The 43rd North Central Extension Industry Soil Fertility Conference was held in Des Moines earlier this week and your Monitor was in attendance. The annual conference is organized by the International Plant Nutrition Institute and is geared toward research, giving academics a chance to share their findings and discuss them with their peers. I will give you the full run-down in this week's blog, later today, but what I saw there was not what I expected.
Despite the wide range of presenters on hand, the overall message was rather narrow, focusing almost entirely on nitrogen reduction. Two different representatives from USDA/ERS spoke about nitrogen management and suggested methods for maximizing nitrogen efficiency.
A leading researcher from the University of Illinois said in his speech a grower cannot expect to put down 250 lbs of N and get a 250 bu. yield. His and other presentations highlighted the terminal N response level in corn suggesting there is a sweet spot for maximizing yield and any application above that amount is wasted money and wasted nutrient.
The biggest takeaway, in my mind, was the suggestion of a shift, inspired by nutrient reduction and encouraged by low corn pricing, toward increased N utilization in developing crops which is expected to decrease N application rates. A better understanding of the growth cycle of corn would allow growers to pinpoint phases of crop development in which nitrogen uptake is at its peak. Fall applications of anhydrous may be replaced by cover crops with a portion of N applied in the spring with sidedress at different points of the life of the plants.

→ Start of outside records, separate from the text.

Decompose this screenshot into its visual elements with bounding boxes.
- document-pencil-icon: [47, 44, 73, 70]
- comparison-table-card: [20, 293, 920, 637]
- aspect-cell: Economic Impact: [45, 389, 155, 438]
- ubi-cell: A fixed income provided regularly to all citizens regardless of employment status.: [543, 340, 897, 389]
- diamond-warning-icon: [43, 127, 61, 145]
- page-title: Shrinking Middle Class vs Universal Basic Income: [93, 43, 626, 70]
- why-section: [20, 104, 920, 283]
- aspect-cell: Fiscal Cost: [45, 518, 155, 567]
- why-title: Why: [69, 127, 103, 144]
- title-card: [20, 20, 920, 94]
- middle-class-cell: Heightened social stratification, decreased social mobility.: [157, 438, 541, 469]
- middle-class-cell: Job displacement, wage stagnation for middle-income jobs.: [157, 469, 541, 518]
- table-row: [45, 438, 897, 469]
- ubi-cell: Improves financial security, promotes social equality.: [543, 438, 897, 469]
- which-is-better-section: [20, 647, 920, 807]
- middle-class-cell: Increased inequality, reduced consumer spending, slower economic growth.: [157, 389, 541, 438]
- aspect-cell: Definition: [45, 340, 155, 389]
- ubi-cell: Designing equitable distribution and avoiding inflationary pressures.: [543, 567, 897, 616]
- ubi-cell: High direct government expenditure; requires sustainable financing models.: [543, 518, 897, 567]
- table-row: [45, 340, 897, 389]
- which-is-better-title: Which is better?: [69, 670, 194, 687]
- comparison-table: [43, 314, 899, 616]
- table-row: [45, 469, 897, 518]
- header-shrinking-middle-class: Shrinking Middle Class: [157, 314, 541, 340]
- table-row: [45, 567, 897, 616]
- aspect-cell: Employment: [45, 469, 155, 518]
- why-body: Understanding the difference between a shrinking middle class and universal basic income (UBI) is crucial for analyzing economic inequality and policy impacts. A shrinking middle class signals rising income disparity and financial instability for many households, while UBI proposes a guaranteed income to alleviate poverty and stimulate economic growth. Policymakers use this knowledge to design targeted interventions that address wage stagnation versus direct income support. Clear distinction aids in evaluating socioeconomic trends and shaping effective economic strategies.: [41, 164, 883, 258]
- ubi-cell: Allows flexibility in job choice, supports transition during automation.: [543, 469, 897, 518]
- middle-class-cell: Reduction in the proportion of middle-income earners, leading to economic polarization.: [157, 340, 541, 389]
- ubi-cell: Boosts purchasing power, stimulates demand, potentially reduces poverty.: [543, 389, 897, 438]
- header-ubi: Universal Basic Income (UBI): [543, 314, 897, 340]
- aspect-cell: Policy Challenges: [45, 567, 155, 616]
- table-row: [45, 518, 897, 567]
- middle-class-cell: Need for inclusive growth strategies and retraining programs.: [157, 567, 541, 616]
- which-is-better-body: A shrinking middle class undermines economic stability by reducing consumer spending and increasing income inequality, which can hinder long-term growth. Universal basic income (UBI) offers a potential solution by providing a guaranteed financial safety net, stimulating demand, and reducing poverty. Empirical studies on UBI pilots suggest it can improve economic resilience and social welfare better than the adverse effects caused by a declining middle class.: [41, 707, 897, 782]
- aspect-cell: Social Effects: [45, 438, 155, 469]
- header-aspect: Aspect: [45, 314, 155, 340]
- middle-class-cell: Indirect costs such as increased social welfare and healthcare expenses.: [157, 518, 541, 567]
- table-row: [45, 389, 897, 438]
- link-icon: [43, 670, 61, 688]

Many growers already include in-season sidedress as part of their nutrient strategy and as more farmers adopt a split-application approach, nitrogen rates applied will fall. The key is to encourage crop N utilization, saving the grower on expensive nitrogen, and helping EPA -- and now USDA/ERS -- to keep nitrogen out of the watershed.
The regulatory environment is changing and application methods were suggested as a means to reducing the nutrient footprint in the nation's watersheds. We will talk more about all of this in the coming weeks.